Computers en muziek, voor mij staat het haaks op elkaar…
“Ik ben altijd geïnteresseerd in vernieuwing, dus vond die toevoegingen fantastisch. Bij mijn dochter verliet de drummer de band en gingen ze over op een drumcomputer. Ze doorloopt vergelijkbare stappen. Maar hun band is succesvoller dan ik ooit geweest ben, en in Engeland is ze groter dan hier.”
Hoe ervaar je het succes van Pip?
“Natuurlijk heel leuk. Ik probeer hen bij te brengen om ervan te genieten, want je realiseert je pas later hoe leuk en waardevol belevenissen in je jeugdjaren waren. Natuurlijk, het is vaak hard werken om genoeg aandacht te krijgen met je band. Maar ik zeg hun: “Wat je de rest van je leven ook gaat doen, hoe vaak ga je meemaken dat elke dag een paar honderd mensen applaudisseren voor je en nog meer mensen genieten van jouw muziek? In weinig baantjes ervaar je dat. Mag je al blij zijn dat je er met een functioneringsgesprek goed afkomt.”
En verder?
“We praten heel veel over muziek. Wij als ouders weten er veel van, dus kunnen met hen meedenken. Het is fijn dat ze beiden in de muziek zitten anders gaat het toch steeds over je ene kind dat een professioneel artiest is en de andere hangt erbij.”
Zitten ze wel te wachten op jullie goedbedoelde raad?
“Soms niet. Ze pikken op waar ze wat in zien, helemaal prima. Ik probeer ze natuurlijk vanuit mijn professie op te zadelen met nieuwe techniek, bouw de apps voor hen. Vaak vinden ze het niks wat ik bedenk, maar soms ineens wel handig. Zo heb ik een tourmanager-app gemaakt, waardoor ze beter georganiseerd zijn dan met die ouderwetse draaiboeken.
Net heb ik een bonnetjescan-app gemaakt, want boekhouding hangt er natuurlijk bij. Alle scans van bonnen worden met AI geanalyseerd en komen in een spreadsheet.”
En muziek en AI?
“In die apps zit deels AI, maar muziek genereren met AI vind ik niet zo boeiend. Ik ben er niet tegen, maar heb weinig met een heel nummer laten maken via een prompt.

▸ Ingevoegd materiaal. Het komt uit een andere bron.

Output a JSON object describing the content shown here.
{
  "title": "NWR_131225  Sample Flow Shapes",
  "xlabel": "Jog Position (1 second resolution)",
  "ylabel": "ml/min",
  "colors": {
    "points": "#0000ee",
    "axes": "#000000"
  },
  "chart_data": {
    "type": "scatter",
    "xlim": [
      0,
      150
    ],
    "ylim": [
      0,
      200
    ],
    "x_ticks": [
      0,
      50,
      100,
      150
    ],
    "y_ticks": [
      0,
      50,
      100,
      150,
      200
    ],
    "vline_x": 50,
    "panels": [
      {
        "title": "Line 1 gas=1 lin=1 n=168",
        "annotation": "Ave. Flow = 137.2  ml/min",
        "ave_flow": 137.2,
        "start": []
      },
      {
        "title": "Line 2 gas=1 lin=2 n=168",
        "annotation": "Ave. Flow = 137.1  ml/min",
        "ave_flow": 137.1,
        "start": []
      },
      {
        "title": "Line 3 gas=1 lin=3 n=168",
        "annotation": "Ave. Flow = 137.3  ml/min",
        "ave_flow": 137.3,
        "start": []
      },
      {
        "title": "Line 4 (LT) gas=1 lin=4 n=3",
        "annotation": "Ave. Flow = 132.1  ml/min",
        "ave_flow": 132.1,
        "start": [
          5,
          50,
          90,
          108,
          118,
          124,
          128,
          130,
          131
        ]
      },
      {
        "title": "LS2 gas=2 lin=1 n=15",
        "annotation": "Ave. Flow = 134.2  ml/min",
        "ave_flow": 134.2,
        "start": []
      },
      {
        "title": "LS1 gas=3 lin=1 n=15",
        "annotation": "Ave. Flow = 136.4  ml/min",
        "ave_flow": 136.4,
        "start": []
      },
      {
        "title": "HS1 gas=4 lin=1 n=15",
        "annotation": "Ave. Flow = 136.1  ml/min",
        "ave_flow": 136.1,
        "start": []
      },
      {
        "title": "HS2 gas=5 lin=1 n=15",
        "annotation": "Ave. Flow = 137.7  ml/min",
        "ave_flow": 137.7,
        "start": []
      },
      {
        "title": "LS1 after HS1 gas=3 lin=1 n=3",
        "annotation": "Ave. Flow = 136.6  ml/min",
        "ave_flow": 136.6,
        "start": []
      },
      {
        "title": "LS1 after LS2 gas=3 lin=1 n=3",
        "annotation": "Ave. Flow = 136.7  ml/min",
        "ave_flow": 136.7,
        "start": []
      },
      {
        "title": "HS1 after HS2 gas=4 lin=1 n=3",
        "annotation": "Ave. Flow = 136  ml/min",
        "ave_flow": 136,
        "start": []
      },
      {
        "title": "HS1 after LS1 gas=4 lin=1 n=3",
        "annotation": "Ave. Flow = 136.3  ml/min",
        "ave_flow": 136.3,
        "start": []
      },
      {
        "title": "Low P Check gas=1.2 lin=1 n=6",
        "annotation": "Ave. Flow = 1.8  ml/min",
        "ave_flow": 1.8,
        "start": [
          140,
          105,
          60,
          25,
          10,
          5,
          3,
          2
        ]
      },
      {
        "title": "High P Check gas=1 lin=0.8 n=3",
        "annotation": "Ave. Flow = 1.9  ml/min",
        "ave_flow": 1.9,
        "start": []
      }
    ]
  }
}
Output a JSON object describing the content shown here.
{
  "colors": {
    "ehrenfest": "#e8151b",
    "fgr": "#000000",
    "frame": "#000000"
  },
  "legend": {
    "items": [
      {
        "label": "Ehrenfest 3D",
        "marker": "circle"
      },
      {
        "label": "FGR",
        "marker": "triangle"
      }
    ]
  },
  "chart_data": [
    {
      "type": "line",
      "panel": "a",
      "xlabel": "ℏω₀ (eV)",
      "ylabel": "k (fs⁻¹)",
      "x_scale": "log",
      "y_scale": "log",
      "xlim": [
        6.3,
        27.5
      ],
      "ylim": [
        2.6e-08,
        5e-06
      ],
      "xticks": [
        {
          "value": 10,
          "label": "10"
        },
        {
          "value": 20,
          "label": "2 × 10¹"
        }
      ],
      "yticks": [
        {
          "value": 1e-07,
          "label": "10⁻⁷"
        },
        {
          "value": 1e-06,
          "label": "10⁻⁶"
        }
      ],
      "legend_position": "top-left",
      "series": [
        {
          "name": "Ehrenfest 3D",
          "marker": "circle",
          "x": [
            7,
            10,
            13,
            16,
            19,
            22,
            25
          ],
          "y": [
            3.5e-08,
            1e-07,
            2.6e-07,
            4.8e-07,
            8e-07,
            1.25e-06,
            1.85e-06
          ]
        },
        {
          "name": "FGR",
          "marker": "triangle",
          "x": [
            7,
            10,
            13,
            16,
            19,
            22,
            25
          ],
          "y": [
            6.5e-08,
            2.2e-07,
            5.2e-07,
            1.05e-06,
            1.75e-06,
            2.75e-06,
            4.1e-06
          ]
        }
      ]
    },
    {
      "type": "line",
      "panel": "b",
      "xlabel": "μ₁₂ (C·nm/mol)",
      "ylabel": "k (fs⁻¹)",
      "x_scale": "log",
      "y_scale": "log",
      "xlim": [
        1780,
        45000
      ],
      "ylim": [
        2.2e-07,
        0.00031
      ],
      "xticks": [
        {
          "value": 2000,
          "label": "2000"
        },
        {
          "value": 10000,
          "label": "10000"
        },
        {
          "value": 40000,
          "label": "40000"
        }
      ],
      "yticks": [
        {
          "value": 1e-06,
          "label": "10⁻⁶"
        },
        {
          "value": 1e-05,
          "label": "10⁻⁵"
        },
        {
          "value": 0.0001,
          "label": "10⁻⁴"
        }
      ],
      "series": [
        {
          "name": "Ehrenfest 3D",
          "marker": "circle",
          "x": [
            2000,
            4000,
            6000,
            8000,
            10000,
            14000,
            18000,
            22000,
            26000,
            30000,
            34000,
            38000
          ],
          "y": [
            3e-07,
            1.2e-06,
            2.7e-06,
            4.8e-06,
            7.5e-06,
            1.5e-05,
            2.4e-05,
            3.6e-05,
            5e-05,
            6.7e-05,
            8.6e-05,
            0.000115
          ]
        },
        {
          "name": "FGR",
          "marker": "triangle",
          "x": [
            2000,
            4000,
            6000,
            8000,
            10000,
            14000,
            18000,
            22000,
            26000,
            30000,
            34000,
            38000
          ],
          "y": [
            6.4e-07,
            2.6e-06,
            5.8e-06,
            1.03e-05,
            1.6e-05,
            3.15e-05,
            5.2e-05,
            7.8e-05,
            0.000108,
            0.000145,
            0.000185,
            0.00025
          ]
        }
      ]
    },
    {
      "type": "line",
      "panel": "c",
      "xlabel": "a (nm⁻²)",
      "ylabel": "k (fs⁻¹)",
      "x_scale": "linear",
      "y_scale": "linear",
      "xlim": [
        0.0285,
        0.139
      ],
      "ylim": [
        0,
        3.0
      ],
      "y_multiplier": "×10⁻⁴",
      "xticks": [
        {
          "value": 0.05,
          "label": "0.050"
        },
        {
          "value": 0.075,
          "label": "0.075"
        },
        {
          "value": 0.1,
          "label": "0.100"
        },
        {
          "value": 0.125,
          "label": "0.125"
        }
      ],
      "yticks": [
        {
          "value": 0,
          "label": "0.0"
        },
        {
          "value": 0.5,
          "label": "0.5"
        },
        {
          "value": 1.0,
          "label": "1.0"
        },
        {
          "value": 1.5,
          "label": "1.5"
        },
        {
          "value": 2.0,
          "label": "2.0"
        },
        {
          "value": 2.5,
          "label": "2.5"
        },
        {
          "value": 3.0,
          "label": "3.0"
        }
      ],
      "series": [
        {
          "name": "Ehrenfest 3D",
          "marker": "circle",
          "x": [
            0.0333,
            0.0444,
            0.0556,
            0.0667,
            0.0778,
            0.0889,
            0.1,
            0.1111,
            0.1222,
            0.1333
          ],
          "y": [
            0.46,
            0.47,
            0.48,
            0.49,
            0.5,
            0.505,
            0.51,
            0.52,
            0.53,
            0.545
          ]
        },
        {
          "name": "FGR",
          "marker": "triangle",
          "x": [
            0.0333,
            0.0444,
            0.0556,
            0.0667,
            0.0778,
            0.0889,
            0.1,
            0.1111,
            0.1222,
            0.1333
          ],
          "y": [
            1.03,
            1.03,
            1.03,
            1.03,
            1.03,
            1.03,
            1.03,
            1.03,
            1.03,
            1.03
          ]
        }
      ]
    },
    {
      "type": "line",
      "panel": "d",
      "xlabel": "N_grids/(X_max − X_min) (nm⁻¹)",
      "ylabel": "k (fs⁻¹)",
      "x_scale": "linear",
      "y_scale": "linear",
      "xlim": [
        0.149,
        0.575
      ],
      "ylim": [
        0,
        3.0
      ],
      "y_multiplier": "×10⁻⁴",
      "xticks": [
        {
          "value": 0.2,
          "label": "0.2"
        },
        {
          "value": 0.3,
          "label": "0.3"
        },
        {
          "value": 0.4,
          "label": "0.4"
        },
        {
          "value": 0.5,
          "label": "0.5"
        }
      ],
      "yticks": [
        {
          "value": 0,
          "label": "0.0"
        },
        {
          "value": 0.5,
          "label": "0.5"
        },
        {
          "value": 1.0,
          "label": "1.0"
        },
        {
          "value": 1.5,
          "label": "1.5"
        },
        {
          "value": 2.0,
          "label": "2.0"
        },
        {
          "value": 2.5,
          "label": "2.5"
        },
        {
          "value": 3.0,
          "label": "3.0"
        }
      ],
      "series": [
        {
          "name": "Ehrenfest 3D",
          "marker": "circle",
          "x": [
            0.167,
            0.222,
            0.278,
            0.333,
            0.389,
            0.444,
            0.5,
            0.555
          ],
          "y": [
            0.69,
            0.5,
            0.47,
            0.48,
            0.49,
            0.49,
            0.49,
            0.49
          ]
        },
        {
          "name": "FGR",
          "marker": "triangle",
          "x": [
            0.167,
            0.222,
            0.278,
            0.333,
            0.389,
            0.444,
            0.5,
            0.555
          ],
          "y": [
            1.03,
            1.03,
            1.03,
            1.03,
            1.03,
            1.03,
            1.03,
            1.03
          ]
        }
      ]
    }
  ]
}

In de workflow zijn er wel verschillende stadia waarin technologie je creativiteit kan ondersteunen: loopjes maken die je daarna in een nummer verwerkt, te vergelijken met het inzetten van samples. Of AI inzetten bij mixen en masteren, het optimaliseren van de klank en dynamiek van nummers. Met veel budget kun je voor die stappen goede maar dure professionals inhuren, zo niet dan kan AI je goed helpen.”
Je bent razend enthousiast met AI, maar staat weer op het podium. Als je moest kiezen, muziek of technologie…
“Muziek is uiteindelijk het belangrijkste in mijn leven. Want ik heb er zoveel vrienden mee gewonnen, Amerikanen en Engelsen ook. Maar ik combineer die twee altijd.”
Romantischer dan al dat online gedoe met die zogenaamd sociale media?
“Vroeger was je gewoon niet bereikbaar en dat vond ik leuker. In het Oostblok waren we tijdens een tour wekenlang hier van de radar. Nu blijft alles doorgaan, nu sta je altijd aan. Dat heeft voordelen, maar zeker ook nadelen.”
Jij kan het niet meer uitzetten? Ik heb je weleens ‘verslaafd aan Twitter’ genoemd…
“Ja, dat denk ik wel, verslaafd, maar het internet biedt me ook echt veel. Ik gebruik het voor zoveel leuke en nuttige dingen. Ik heb geen notificaties aan staan, met als gevolg dat ik wel vaak check of er nog iets binnengekomen is.”
Hoe kwam je op de School voor de Journalistiek in Utrecht?
“Ik deed VWO op het Alkwin College in Uithoorn, was goed in bètavakken. En werkte zomers in de bloemenkassen bij mijn oom in Kudelstaart, anjers pluizen. Dat stimuleerde me tot de keuze voor de Landbouwhogeschool in Wageningen. Ik verwachtte een minder schools leven maar het was, integendeel, theoretisch en klassikaal. Ik heb maar één tentamen gehaald in het eerste jaar.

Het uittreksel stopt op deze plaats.